As the internet has become more intertwined with our daily lives with things being on the “cloud,” examples of people being taken advantage of have become more mainstream. One way this happens is when dishonest people contact potential victims and persuade them to divulge information to use for their own benefit. There are many ways this can happen, but the information is typically common: credit card numbers, social security numbers, or financial account information. We have recently heard of two friends being targeted in the past couple of months. This article is meant to give some tips to help you from becoming a victim of information fraud.
First, in this information age, we should have all accounts and devices protected by a password and locked away. When available, we recommend utilizing dual-factor authentication whereby you must verify your use of a device or website through an alternative means (i.e., a text with a code). However, this protection may not protect you 100%, so we must be vigilant on some of the other methods being used.
Here are a couple of examples we learned of recently:
A friend received a text on his phone asking him to verify a payment to Apple. The sender of the text identified themselves as his bank and provided a “hyperlink” to a website to verify the transaction. Since the alert seemed applicable to his situation, he clicked the link. This brought him to a website that appeared to be owned by his bank and asked him to log in with his credentials. Thankfully, there was an alert on their web browser that warned them the website might be fraudulent. Since the friend hadn’t used the web banking function before, he did not proceed. After investigating, the website was in fact fake but he avoided becoming a victim by not inputting their information.

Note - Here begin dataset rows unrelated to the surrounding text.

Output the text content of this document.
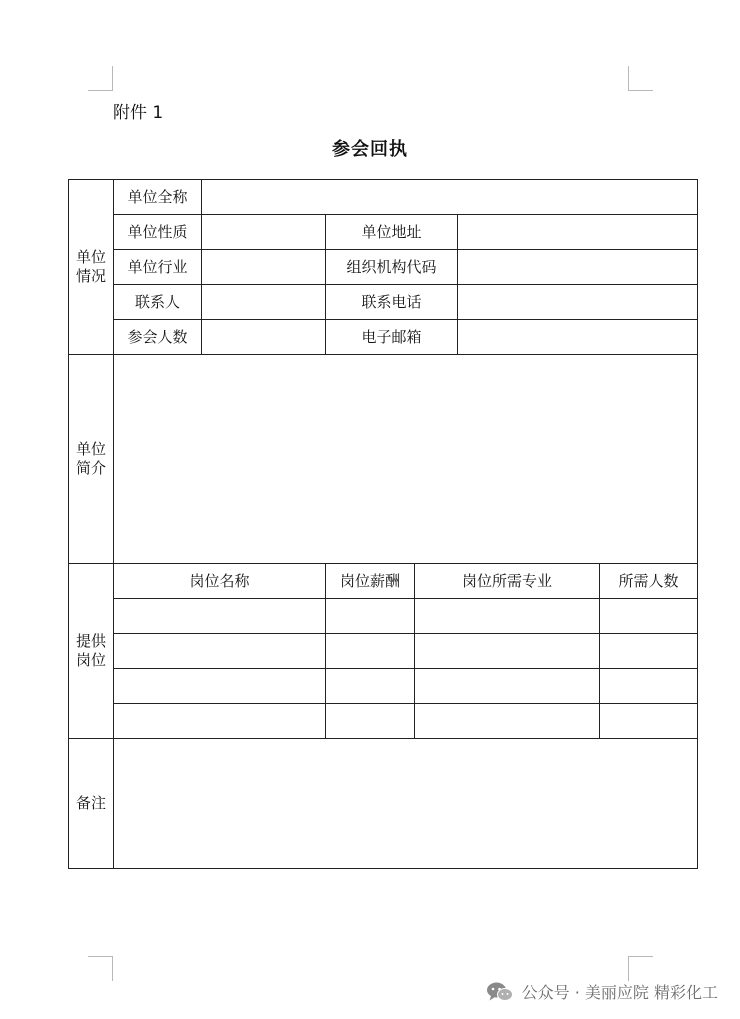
附件 1
参会回执
单位
情况	单位全称					
	单位性质		单位地址			
	单位行业		组织机构代码			
	联系人		联系电话			
	参会人数		电子邮箱			

单位
简介						

提供
岗位	岗位名称		岗位薪酬	岗位所需专业		所需人数

备注						
公众号 · 美丽应院 精彩化工
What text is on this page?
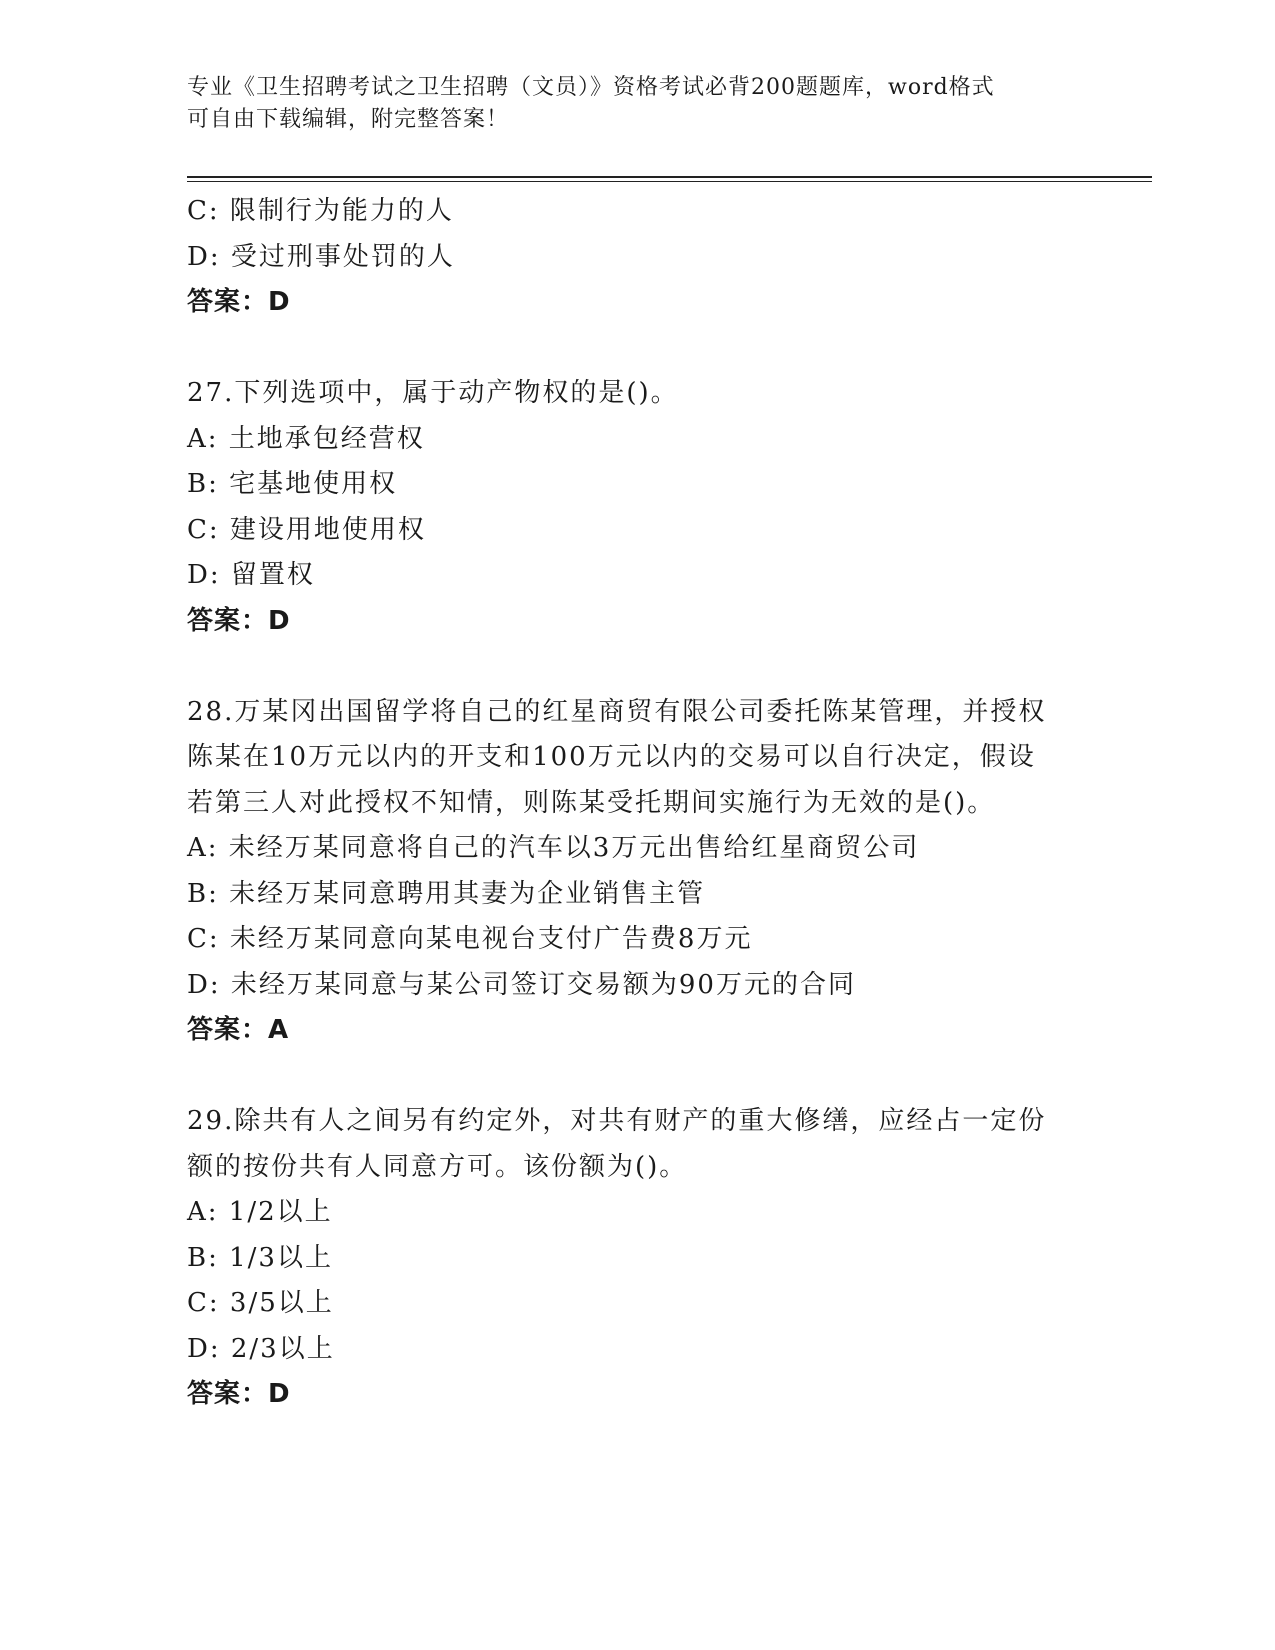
专业《卫生招聘考试之卫生招聘（文员）》资格考试必背200题题库，word格式
可自由下载编辑，附完整答案！
C: 限制行为能力的人
D: 受过刑事处罚的人
答案：D
27.下列选项中，属于动产物权的是()。
A: 土地承包经营权
B: 宅基地使用权
C: 建设用地使用权
D: 留置权
答案：D
28.万某冈出国留学将自己的红星商贸有限公司委托陈某管理，并授权
陈某在10万元以内的开支和100万元以内的交易可以自行决定，假设
若第三人对此授权不知情，则陈某受托期间实施行为无效的是()。
A: 未经万某同意将自己的汽车以3万元出售给红星商贸公司
B: 未经万某同意聘用其妻为企业销售主管
C: 未经万某同意向某电视台支付广告费8万元
D: 未经万某同意与某公司签订交易额为90万元的合同
答案：A
29.除共有人之间另有约定外，对共有财产的重大修缮，应经占一定份
额的按份共有人同意方可。该份额为()。
A: 1/2以上
B: 1/3以上
C: 3/5以上
D: 2/3以上
答案：D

Another friend received an email that appeared to be from his bank with the same type of request… “please verify the transaction posted to your account.” In this instance, the friend wasn’t paying full attention and entered his login credentials. Soon after, this person reviewed his transaction history and noticed a couple of transactions they did not recognize. Thankfully, no money was taken (as one was a credit, and another was a debit), but it was determined by the bank that some unauthorized party did have access to their account. Therefore, they had to go through the trouble of changing all of their banking account information.
An alternative method that is used by scammers is to call you directly. With the advent of technology, phone calls can also be spoofed, meaning they might appear to be from a party you work with. In another recent example, we had a friend who was called by their bank and asked for information. The number appeared legitimate, so this friend complied. Unfortunately, it was a scammer who was posing as an agent from their bank. In this instance, the individual divulged their credit card number, and items were charged to the card without their knowledge. Thankfully, they were able to recover funds, but it was still a lot of trouble to go through.
These previous examples are only a few ways that are used by fraudulent people. The main idea is that it is best practice to be suspicious of anyone asking for personal details and to independently verify contact details before divulging any information. It is best practice to refrain from giving out information when you are contacted and connect with the institution using known contact information to supply any requested information.
Charles Schwab has put together a resource that covers many other methods that can be used to help prevent you from being a victim of identity theft. This can be found at: www.schwab.com/schwabsafe
This new age of cybercriminals is unsettling, however, here at BPC Advisors and at Charles Schwab, known precautions are implemented to keep client information safe and this is an area where we are continually researching ways to improve. We are hopeful these shared tips will help you continue to be safe in this evolving landscape.